Review: Apache Hive brings real-time queries to Hadoop

Working with Hive
As noted above, Hive speaks a simple, SQL-like language called HiveQL that supports data definition and manipulation statements. Any SQL user should find working with Hive a familiar experience. HiveQL was designed to ease the transition from SQL and to get data analysts up and running on Hadoop right away.

Most BI and SQL developer tools can connect to Hive as easily as to any other database. Using the ODBC connector, users can import data and use tools like PowerPivot for Excel to explore and analyze data, making big data accessible across the organization.

There are a few significant differences in HiveQL and standard SQL. Hive 0.13 was designed to perform full-table scans across petabyte-scale data sets using the YARN and Tez infrastructure, so some features normally found in a relational database aren't available to the Hive user. These include transactions, cursors, prepared statements, row-level updates and deletes, and the ability to cancel a running query.

The absence of these features won't significantly affect data analysis, but it might affect your ability to use existing SQL queries on a Hive cluster. Queries might need to be written a bit differently than you would for an engine that supports the full SQL language, but a seasoned user of traditional databases should have no trouble writing Hive queries. Many traditional SQL editing environments now support Hive via connectors, and Hive tables can be accessed from many SQL editors, including those from Oracle and Microsoft.

One major difference for a database user is the need to be aware of storage details. In a traditional database environment, the database engine controls all reads and writes to the database. In Hive, the database tables are stored as files in the Hadoop Distributed File System (HDFS), where other applications could have modified them. Although this can be a good thing, it means that Hive can never be certain if the data being read matches the schema. Therefore, Hive enforces schema on read. If the underlying data format has changed, Hive will do its best to compensate, but you will likely get unexpected results.

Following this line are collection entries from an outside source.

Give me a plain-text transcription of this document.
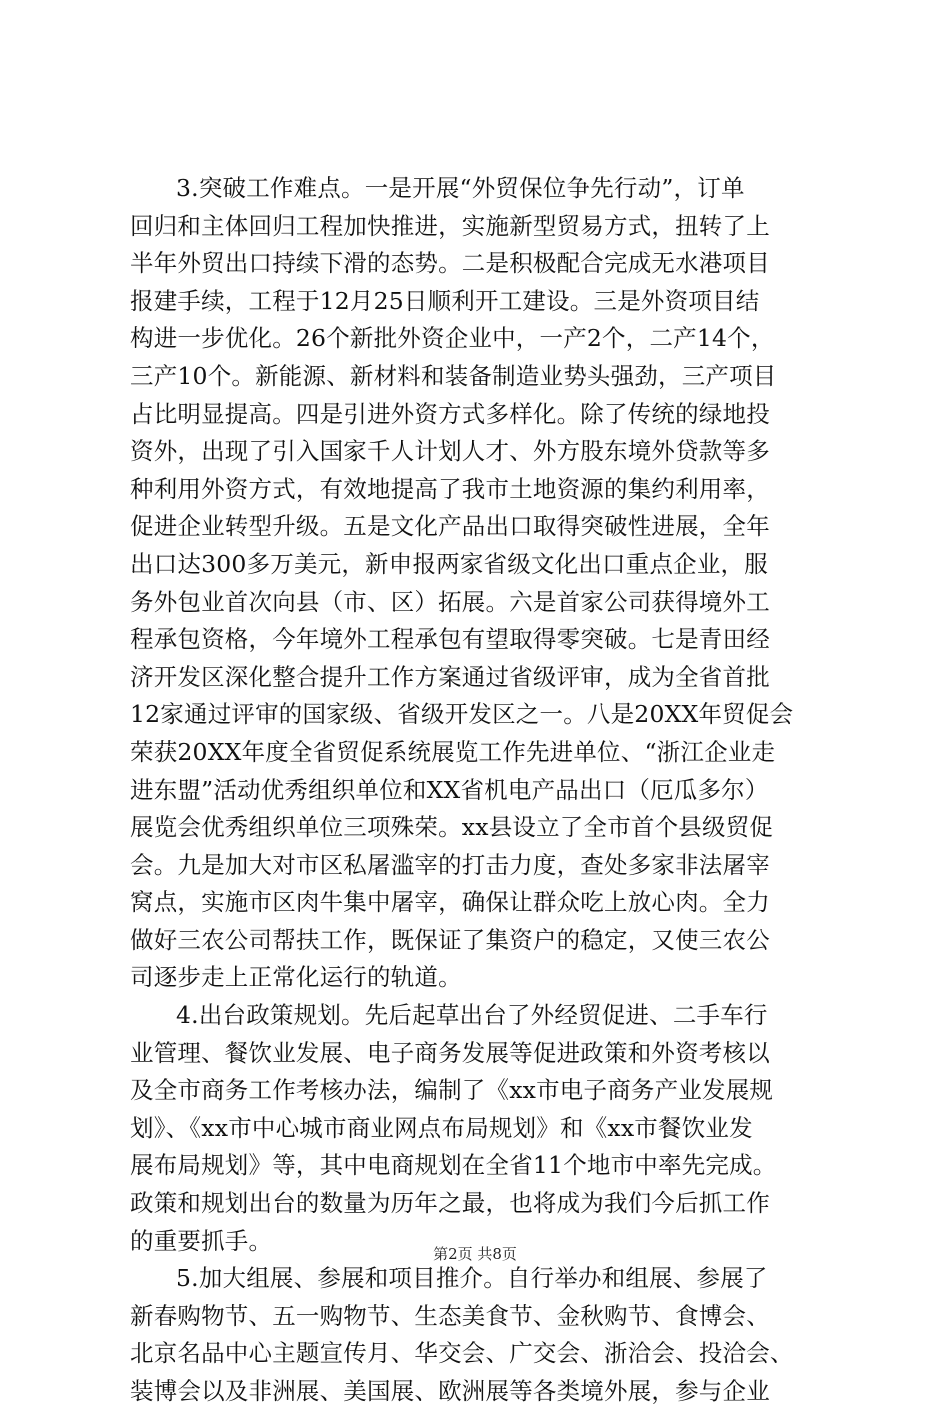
3.突破工作难点。一是开展“外贸保位争先行动”，订单
回归和主体回归工程加快推进，实施新型贸易方式，扭转了上
半年外贸出口持续下滑的态势。二是积极配合完成无水港项目
报建手续，工程于12月25日顺利开工建设。三是外资项目结
构进一步优化。26个新批外资企业中，一产2个，二产14个，
三产10个。新能源、新材料和装备制造业势头强劲，三产项目
占比明显提高。四是引进外资方式多样化。除了传统的绿地投
资外，出现了引入国家千人计划人才、外方股东境外贷款等多
种利用外资方式，有效地提高了我市土地资源的集约利用率，
促进企业转型升级。五是文化产品出口取得突破性进展，全年
出口达300多万美元，新申报两家省级文化出口重点企业，服
务外包业首次向县（市、区）拓展。六是首家公司获得境外工
程承包资格，今年境外工程承包有望取得零突破。七是青田经
济开发区深化整合提升工作方案通过省级评审，成为全省首批
12家通过评审的国家级、省级开发区之一。八是20XX年贸促会
荣获20XX年度全省贸促系统展览工作先进单位、“浙江企业走
进东盟”活动优秀组织单位和XX省机电产品出口（厄瓜多尔）
展览会优秀组织单位三项殊荣。xx县设立了全市首个县级贸促
会。九是加大对市区私屠滥宰的打击力度，查处多家非法屠宰
窝点，实施市区肉牛集中屠宰，确保让群众吃上放心肉。全力
做好三农公司帮扶工作，既保证了集资户的稳定，又使三农公
司逐步走上正常化运行的轨道。
4.出台政策规划。先后起草出台了外经贸促进、二手车行
业管理、餐饮业发展、电子商务发展等促进政策和外资考核以
及全市商务工作考核办法，编制了《xx市电子商务产业发展规
划》、《xx市中心城市商业网点布局规划》和《xx市餐饮业发
展布局规划》等，其中电商规划在全省11个地市中率先完成。
政策和规划出台的数量为历年之最，也将成为我们今后抓工作
的重要抓手。
5.加大组展、参展和项目推介。自行举办和组展、参展了
新春购物节、五一购物节、生态美食节、金秋购节、食博会、
北京名品中心主题宣传月、华交会、广交会、浙洽会、投洽会、
装博会以及非洲展、美国展、欧洲展等各类境外展，参与企业
第2页 共8页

The Hive user must be aware of two other aspects of data storage: file formats and compression. Tuning Hive queries can involve making the underlying map-reduce jobs run more efficiently by optimizing the number, type, and size of the files backing the database tables. Hive's default storage format is text, which has the advantage of being usable by other tools. The disadvantage, however, is that queries over raw text files can't be easily optimized. 

Hive can read and write several file formats and decompress many of them on the fly. Storage requirements and query efficiency can differ dramatically among these file formats, as can be seen in the figure below (courtesy of Hortonworks). File formats are an active area of research in the Hadoop community. Efficient file formats both reduce storage costs and increase query efficiency.

Processing large data sets is often a multistep process, and HiveQL includes language constructs to specify the ETL pipeline. Often, depending on the nature of the particular problem, a job requires storing temporary tables, and moving several terabytes to HDFS can be impractical. Hive provides three types of UDFs (user-defined functions) that can be used within queries for custom processing.